The WCO string section again showed off its admirable sheen and precision in the first item, a four-movement “Suite for String Orchestra” by Frank Bridge, who is better remembered today as the teacher and mentor of Benjamin Britten. This score, composed in 1909, five years before Britten’s birth, provides early evidence of the string expertise that Bridge would pass on to his pupil. Although not quite memorable, the suite is an agreeable Edwardian novelty.
The audience’s excitement ramped up with the soloist’s arrival. Though the Israeli-American Amit Peled is not a household name, and has yet to build a great reputation through recordings, he revealed himself as a musician of tremendous future promise.
As his vehicle, Peled boldly chose a work rarely given its due: the “Cello Concerto in A Minor” by Robert Schumann. This is a work from the composer’s final, troubled years, and is too often shrugged off as inferior. But Peled made a powerful and eloquent case for it, creating a big sound, but a richly songful one, even in florid passages. Peled may not yet be considered the heir of Casals, but he clearly knows how to make wonderful music on the master’s instrument.
The encores came, in effect, after the intermission. First, the WCO tackled the Casals arrangement of the Catalan “Song of the Birds,” a signature piece, and then a Tarantella by the 19th-century cello master, David Popper.
Maestro Andrew Sewell continued to demonstrate his understanding of late-18th-century symphonic works by conducting, without a score, Mozart’s famous “G-minor Symphony No. 40.” It would have been fun if he had used the original version of the work, which does not include clarinets, but he made the conventional choice.

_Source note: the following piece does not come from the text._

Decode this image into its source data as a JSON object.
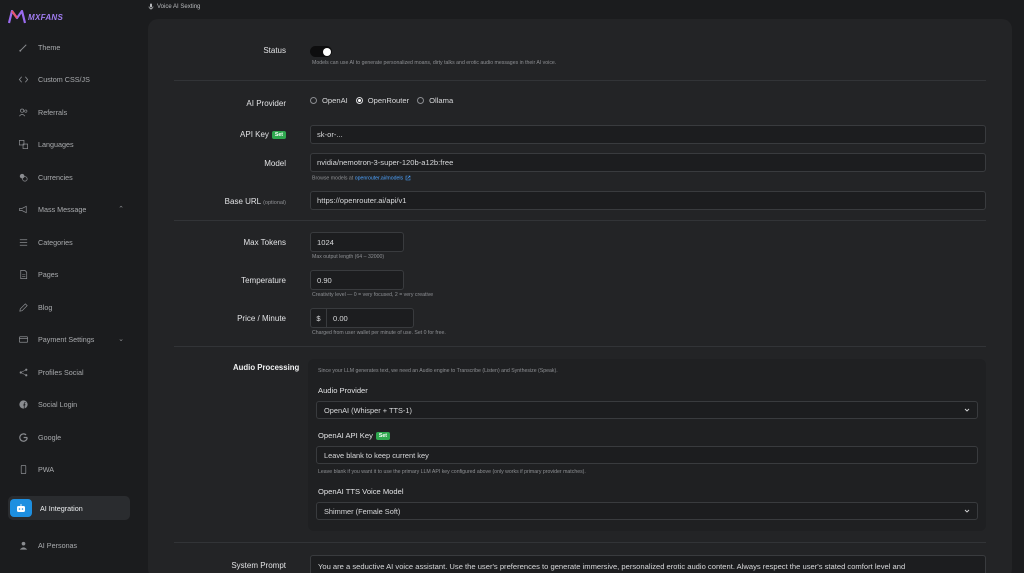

Sewell took all the repeats, stretching things out to a full 30 minutes in an interpretation of unusual force and intensity. The piece stressed the darkness of the “tragic” G-minor tonality with a remarkable propulsiveness, particularly notable in the fast-and-furious finale. Even the gentle, slow movement was given unsettling ambiguity. With this interpretation, Sewell made clear how much this score, and the subsequent “Jupiter” Symphony, laid the foundations for Beethoven.